Find all $x$ for which the derivative of $f(x)=\sqrt[3]{x}|\sin{x}|$ doesn't exist

Question

The task is to find all $x$ for which the derivative of $f(x)=\sqrt[3]{x}|\sin{x}|$ doesn't exist. $\sqrt[3]{x}$ doesn't cause any problems. The derivative can be problematic because of $|\sin{x}|$. I think that the values for which the derivative doesn't exist are $x=k\pi, k=\pm1, 2,...$. However, I came up with my solution by intuition and I haven't proven that no other $x$, which fit the condition, exist.

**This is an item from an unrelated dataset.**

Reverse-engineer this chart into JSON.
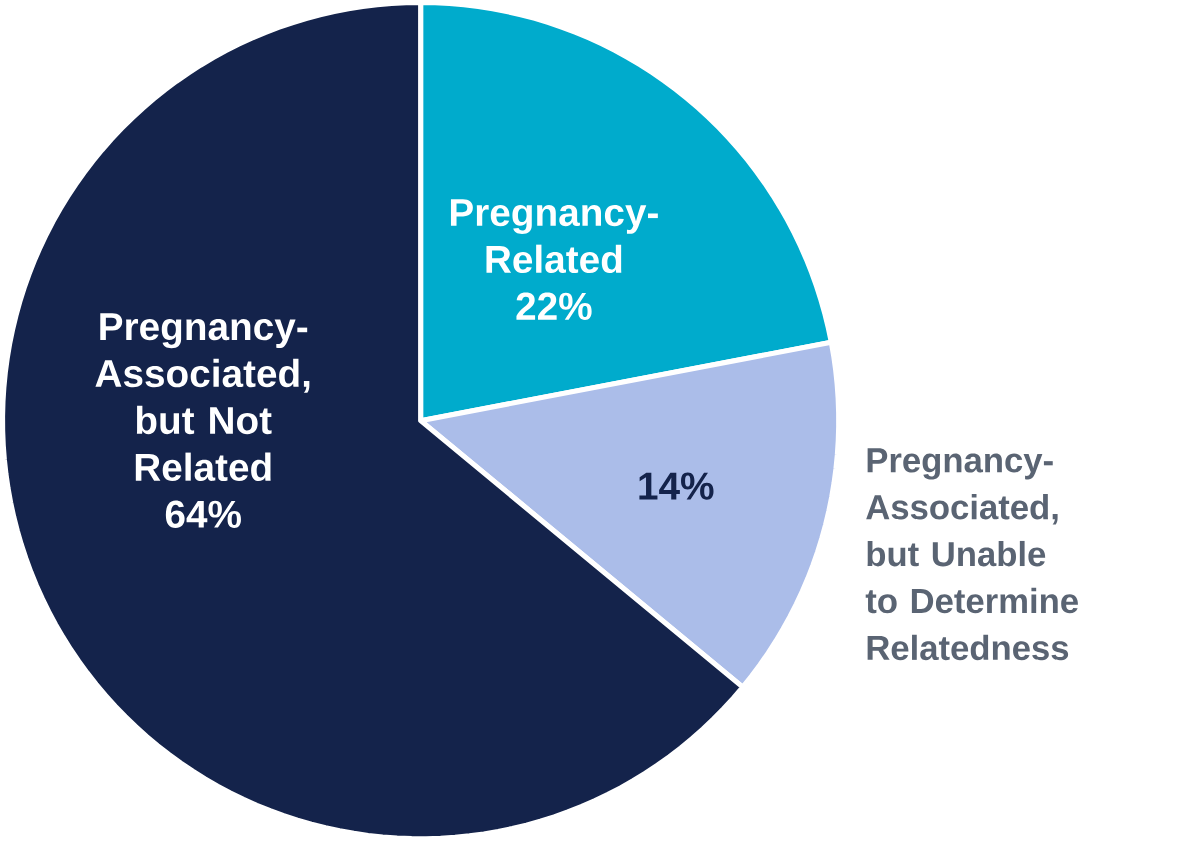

If I try to write my thoughts, they would be something like this: $f'(x)=\frac{|\sin{x}|}{3\sqrt[3]{x^2}}+\sqrt[3]{x}\cos{x}$ and $\lim\limits_{x\rightarrow \pi+}{f'(x)}\neq \lim\limits_{x\rightarrow \pi-}{f'(x)}$. But then comes the problem about the zero. I think the derivative at that points exists because $f'(0)=\frac{|\sin{x}|x}{3x\sqrt[3]{x^2}}+\sqrt[3]{x}\cos{x}=\frac{|\sin{x}|\sqrt[3]{x}}{3x}+\sqrt[3]{x}\cos{x}=0$.

But I think that what I've written is very vague and not enough. What is the formal way of solving the problem? How sould I write the solution on a test?

Answer 1

You approached the problem correctly.

Hint

$$f(x)= \sqrt[3]{x}|sin{x}|$$ $$\implies f'(x)=\frac{|\sin{x}|\sqrt[3]{x}}{3x} + \frac{|\sin{x}|*\cos{x}}{\sin{x}}*\sqrt[3]{x}$$

Wondering from where the $ \frac{|\sin{x}|*\cos{x}}{\sin{x}}$ came?

Well you made a mistake while differentiating $f(x)$. The correct differentiation of $|x|$ is $\frac{|x|}{x}$.

So apply chain rule to get $f'(x)$.

The rest approach would remain same. Just see when the function shows different values when approaching from $x^+$ and $x^-$.